First step in order to do so is to minimize waste production as much as possible. A good start would be the use of the 5 R’s - reduce, reuse, recycle, recover, residual management.

When it comes to waste, Malta, he said, we have the poorest record of the EU member states in the recycling of waste, with only eight per cent recycled or composted. Malta has the lowest renewable electricity generation of all the EU. Only six per cent of the island's energy needs derived from renewable sources in 2016. When it comes to water, the Maltese Islands, he said, regularly faces what is technically known as “water scarcity”. The country is amongst the most water-scarce countries in the world.
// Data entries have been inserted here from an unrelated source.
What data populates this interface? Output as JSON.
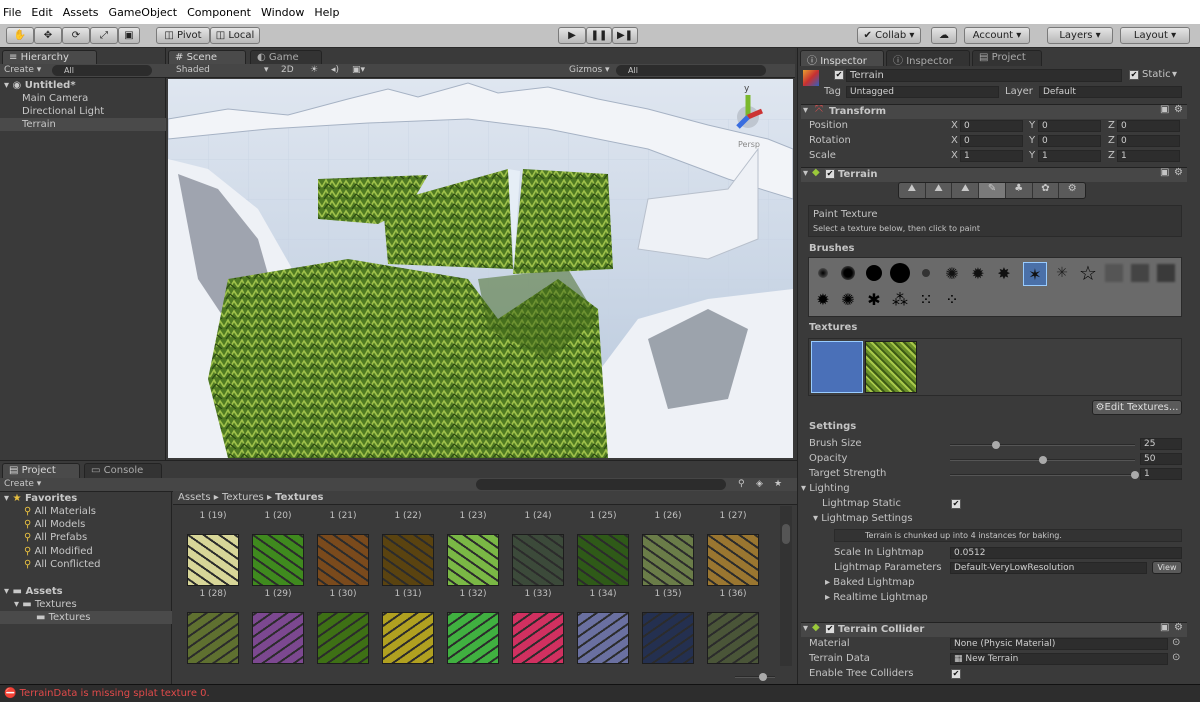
{
  "menu": [
    "File",
    "Edit",
    "Assets",
    "GameObject",
    "Component",
    "Window",
    "Help"
  ],
  "toolbar": {
    "pivot": "Pivot",
    "local": "Local",
    "collab": "Collab",
    "account": "Account",
    "layers": "Layers",
    "layout": "Layout"
  },
  "hierarchy": {
    "tab": "Hierarchy",
    "create": "Create",
    "search": "All",
    "scene": "Untitled*",
    "items": [
      "Main Camera",
      "Directional Light",
      "Terrain"
    ]
  },
  "scene": {
    "tab": "Scene",
    "game_tab": "Game",
    "shaded": "Shaded",
    "mode2d": "2D",
    "gizmos": "Gizmos",
    "search": "All",
    "persp": "Persp"
  },
  "inspector": {
    "tabs": [
      "Inspector",
      "Inspector",
      "Project"
    ],
    "object_name": "Terrain",
    "static": "Static",
    "tag_label": "Tag",
    "tag": "Untagged",
    "layer_label": "Layer",
    "layer": "Default",
    "transform": {
      "title": "Transform",
      "rows": [
        {
          "label": "Position",
          "x": "0",
          "y": "0",
          "z": "0"
        },
        {
          "label": "Rotation",
          "x": "0",
          "y": "0",
          "z": "0"
        },
        {
          "label": "Scale",
          "x": "1",
          "y": "1",
          "z": "1"
        }
      ]
    },
    "terrain": {
      "title": "Terrain",
      "paint_title": "Paint Texture",
      "paint_hint": "Select a texture below, then click to paint",
      "brushes": "Brushes",
      "textures": "Textures",
      "edit_textures": "Edit Textures...",
      "settings": "Settings",
      "brush_size_label": "Brush Size",
      "brush_size": "25",
      "brush_size_level": 0.25,
      "opacity_label": "Opacity",
      "opacity": "50",
      "opacity_level": 0.5,
      "strength_label": "Target Strength",
      "strength": "1",
      "strength_level": 1.0,
      "lighting": "Lighting",
      "lm_static": "Lightmap Static",
      "lm_settings": "Lightmap Settings",
      "chunk_note": "Terrain is chunked up into 4 instances for baking.",
      "scale_lm_label": "Scale In Lightmap",
      "scale_lm": "0.0512",
      "lm_params_label": "Lightmap Parameters",
      "lm_params": "Default-VeryLowResolution",
      "view": "View",
      "baked": "Baked Lightmap",
      "realtime": "Realtime Lightmap"
    },
    "collider": {
      "title": "Terrain Collider",
      "material_label": "Material",
      "material": "None (Physic Material)",
      "data_label": "Terrain Data",
      "data": "New Terrain",
      "trees_label": "Enable Tree Colliders"
    },
    "xyz": [
      "X",
      "Y",
      "Z"
    ]
  },
  "project": {
    "tab": "Project",
    "console_tab": "Console",
    "create": "Create",
    "favorites": "Favorites",
    "fav_items": [
      "All Materials",
      "All Models",
      "All Prefabs",
      "All Modified",
      "All Conflicted"
    ],
    "assets": "Assets",
    "folder1": "Textures",
    "folder2": "Textures",
    "breadcrumb": [
      "Assets",
      "Textures",
      "Textures"
    ],
    "row0": [
      "1 (19)",
      "1 (20)",
      "1 (21)",
      "1 (22)",
      "1 (23)",
      "1 (24)",
      "1 (25)",
      "1 (26)",
      "1 (27)"
    ],
    "row1": [
      "1 (28)",
      "1 (29)",
      "1 (30)",
      "1 (31)",
      "1 (32)",
      "1 (33)",
      "1 (34)",
      "1 (35)",
      "1 (36)"
    ],
    "row1_colors": [
      "#d8d698",
      "#3f8a1e",
      "#7a4a1c",
      "#5a4310",
      "#7ab845",
      "#3c4a3a",
      "#2f5a18",
      "#6a7c48",
      "#9a7630"
    ],
    "row2_colors": [
      "#5f7030",
      "#7c4890",
      "#3e7015",
      "#b0a020",
      "#40b040",
      "#d03060",
      "#6a70a0",
      "#243050",
      "#4a5538"
    ]
  },
  "status": {
    "error": "TerrainData is missing splat texture 0."
  }
}
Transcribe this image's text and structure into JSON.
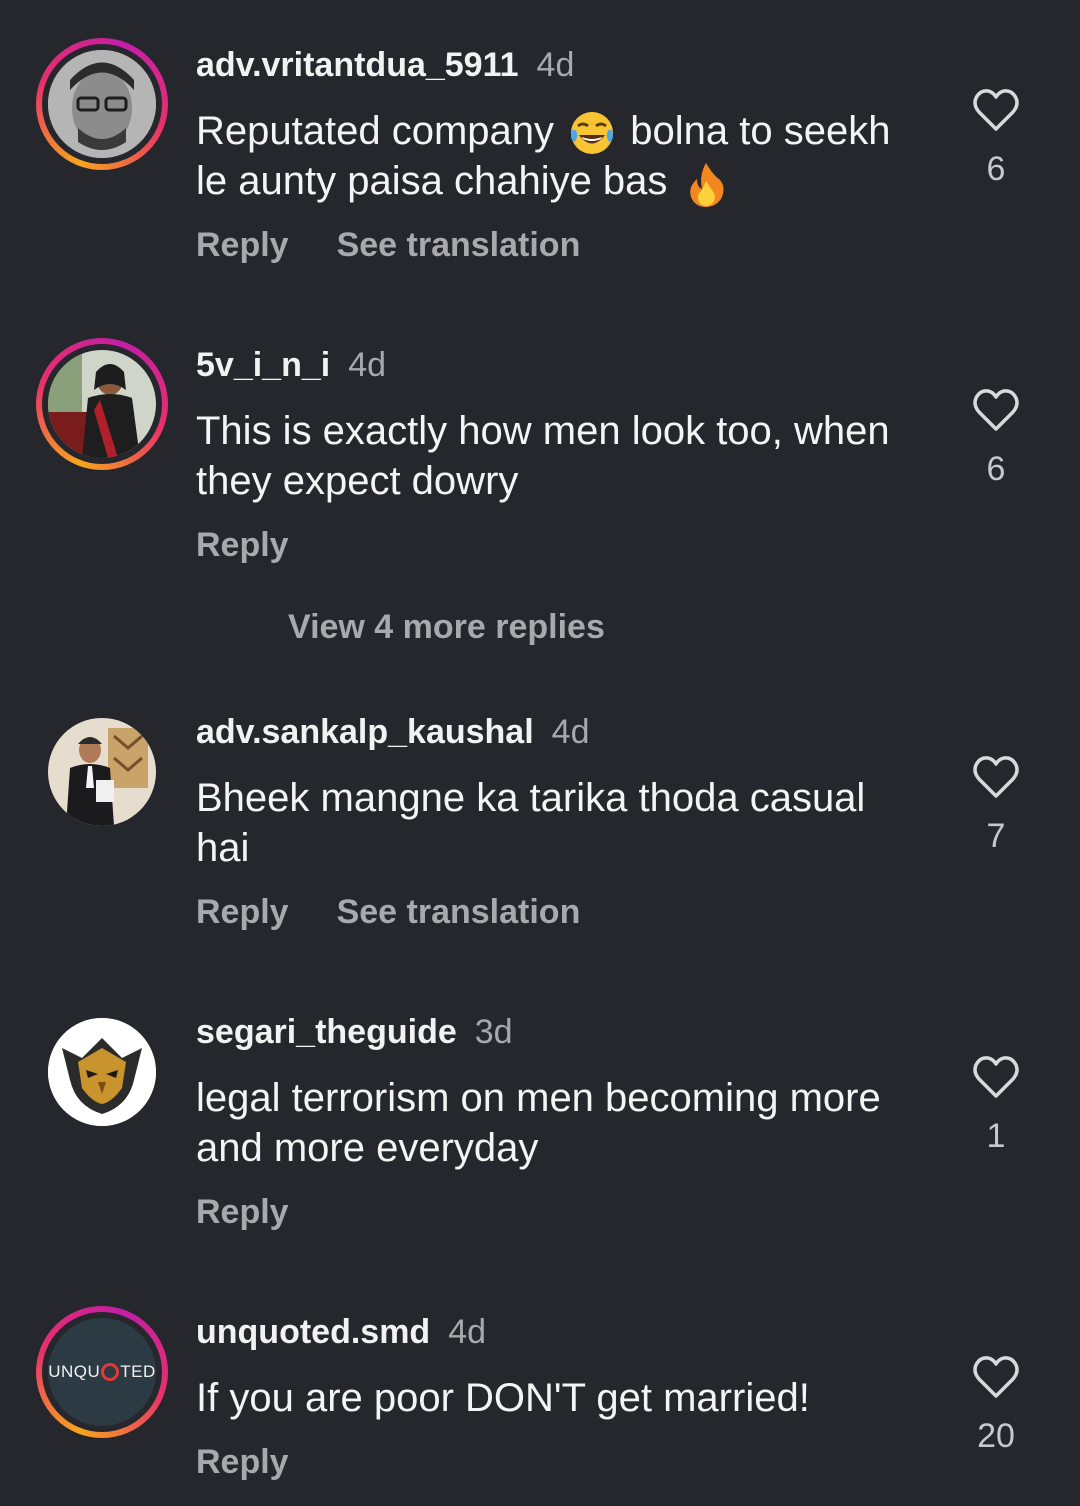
{
  "comments": [
    {
      "username": "adv.vritantdua_5911",
      "time": "4d",
      "text_a": "Reputated company",
      "emoji_a": "face-with-tears-of-joy",
      "text_b": "bolna to seekh le aunty paisa chahiye bas",
      "emoji_b": "fire",
      "reply": "Reply",
      "translate": "See translation",
      "likes": "6"
    },
    {
      "username": "5v_i_n_i",
      "time": "4d",
      "text": "This is exactly how men look too, when they expect dowry",
      "reply": "Reply",
      "likes": "6"
    },
    {
      "username": "adv.sankalp_kaushal",
      "time": "4d",
      "text": "Bheek mangne ka tarika thoda casual hai",
      "reply": "Reply",
      "translate": "See translation",
      "likes": "7"
    },
    {
      "username": "segari_theguide",
      "time": "3d",
      "text": "legal terrorism on men becoming more and more everyday",
      "reply": "Reply",
      "likes": "1"
    },
    {
      "username": "unquoted.smd",
      "time": "4d",
      "text": "If you are poor DON'T get married!",
      "reply": "Reply",
      "likes": "20",
      "avatar_logo_a": "UNQU",
      "avatar_logo_b": "TED"
    }
  ],
  "view_more_replies": "View 4 more replies",
  "colors": {
    "background": "#26272d",
    "secondary_text": "#a8a8ad",
    "story_ring_start": "#f7a51c",
    "story_ring_end": "#c41ea8"
  }
}
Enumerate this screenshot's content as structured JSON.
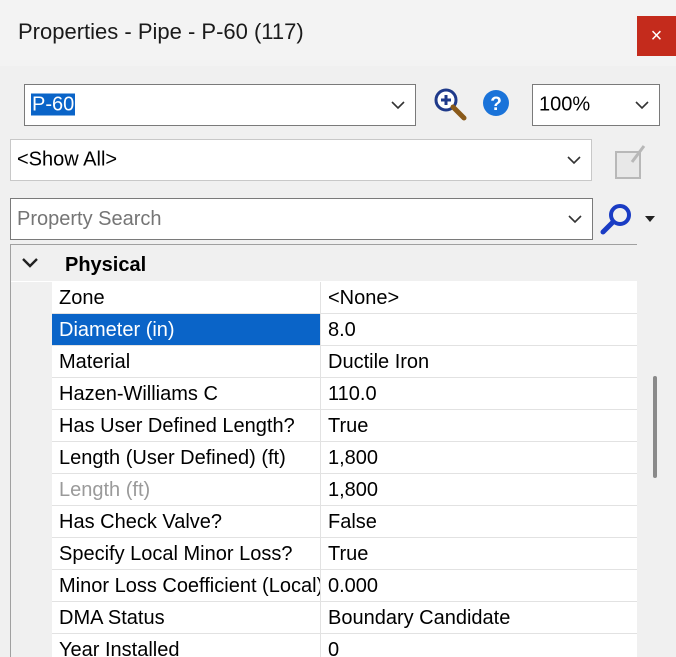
{
  "window": {
    "title": "Properties - Pipe - P-60 (117)",
    "close_glyph": "×"
  },
  "toolbar": {
    "element_selector": {
      "value": "P-60"
    },
    "zoom_icon": "zoom-in-icon",
    "help_icon": "help-icon",
    "zoom_level": "100%"
  },
  "filter": {
    "value": "<Show All>"
  },
  "search": {
    "placeholder": "Property Search"
  },
  "grid": {
    "category": "Physical",
    "rows": [
      {
        "name": "Zone",
        "value": "<None>"
      },
      {
        "name": "Diameter (in)",
        "value": "8.0",
        "selected": true
      },
      {
        "name": "Material",
        "value": "Ductile Iron"
      },
      {
        "name": "Hazen-Williams C",
        "value": "110.0"
      },
      {
        "name": "Has User Defined Length?",
        "value": "True"
      },
      {
        "name": "Length (User Defined) (ft)",
        "value": "1,800"
      },
      {
        "name": "Length (ft)",
        "value": "1,800",
        "disabled": true
      },
      {
        "name": "Has Check Valve?",
        "value": "False"
      },
      {
        "name": "Specify Local Minor Loss?",
        "value": "True"
      },
      {
        "name": "Minor Loss Coefficient (Local)",
        "value": "0.000"
      },
      {
        "name": "DMA Status",
        "value": "Boundary Candidate"
      },
      {
        "name": "Year Installed",
        "value": "0"
      }
    ]
  },
  "colors": {
    "selection": "#0a64c8",
    "close_button": "#c42b1c",
    "help_blue": "#1a73d9"
  }
}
Only 23 million m3 of groundwater are available for extraction and use, but consumption is estimated to be about 65 million m3. Unfortunately, Malta is the EU country that is most suffocated with buildings and other artificial land use. The average fraction of man-made land cover for the EU is five per cent, while in Malta it stood at 24 per cent back in 2015.

"I am unsure which of these grave environmental challenges is the most serious for us today; or if these are each less serious than the general apathy that seems to grip our collective mind to prevent us from taking seriously our commitment towards environmental sustainability”, he said.